La pensée de midi, ce n’est pas celle qui nous occuperait au milieu du jour, à l’heure où ce même jour bascule vers le crépuscule. Ce n’est pas non plus la pensée du Midi, celle qui définirait un territoire ensoleillé – perpétuellement, cela va sans dire – et propre à faire rêver celles et ceux qui vivent dans la grisaille quotidienne. p. 9.

Parler, agir, être juste, deviennent alors des qualités solaires – on dit “parler d’or”, “c’est plus agréable avec le soleil” et “la bonté vaut de l’or”. p. 9.

En cela se tient la révolution : à chaque jour suffit sa peine, sa joie aussi et surtout, car au jour succède le jour. […] La pensée de midi : à midi, le choix entre l’immobile et l’é-mouvant.

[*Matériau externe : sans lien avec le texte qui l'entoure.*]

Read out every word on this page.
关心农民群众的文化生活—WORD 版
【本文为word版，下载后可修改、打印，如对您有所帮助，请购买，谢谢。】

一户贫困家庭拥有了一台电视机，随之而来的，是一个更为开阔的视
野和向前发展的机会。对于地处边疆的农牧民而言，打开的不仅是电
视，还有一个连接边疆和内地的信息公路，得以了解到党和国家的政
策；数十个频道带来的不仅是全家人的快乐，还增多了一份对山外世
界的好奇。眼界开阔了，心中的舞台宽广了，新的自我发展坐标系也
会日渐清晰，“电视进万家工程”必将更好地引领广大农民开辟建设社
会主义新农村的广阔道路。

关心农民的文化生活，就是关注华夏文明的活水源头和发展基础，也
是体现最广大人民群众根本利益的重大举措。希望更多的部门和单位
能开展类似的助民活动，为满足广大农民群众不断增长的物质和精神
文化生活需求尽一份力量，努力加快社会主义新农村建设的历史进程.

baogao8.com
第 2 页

À chacun de se penser responsable. Difficile ? Oui. Possible ? Oui. p. 8-9.

[La] nature et l’existence dispensent parfois des instants de plénitude sacrée que la pensée de midi, d’ailleurs, n’ignore pas. Mais en quoi la révolte, vécue pleinement, peut-elle mener au-delà du nihilisme ? C’est qu’elle permet de faire surgir l’affirmation de la négation, le oui du non, le consentement du refus. p. 11.

“Sur une même chose, on ne pense pas de même façon le matin ou le soir. Mais où est le vrai, dans la pensée de la nuit ou l’esprit de midi ? Deux réponses, deux races d’hommes.” [Camus, Cahier II] p. 12.

La pensée de midi est donc une pensée, mais une pensée centrée sur le jeu d’oppositions et de métaphores, où le soleil, la lumière et l’ombre occupent une place centrale. Il s’agit d’une pensée où l’écriture poétique est requise par ce qu’elle essaie de penser. Et de ce jeu d’oppositions […] naît une mesure qui change et doit être remesurée avec le temps qu’il fait et le temps qui passe. p. 12-13.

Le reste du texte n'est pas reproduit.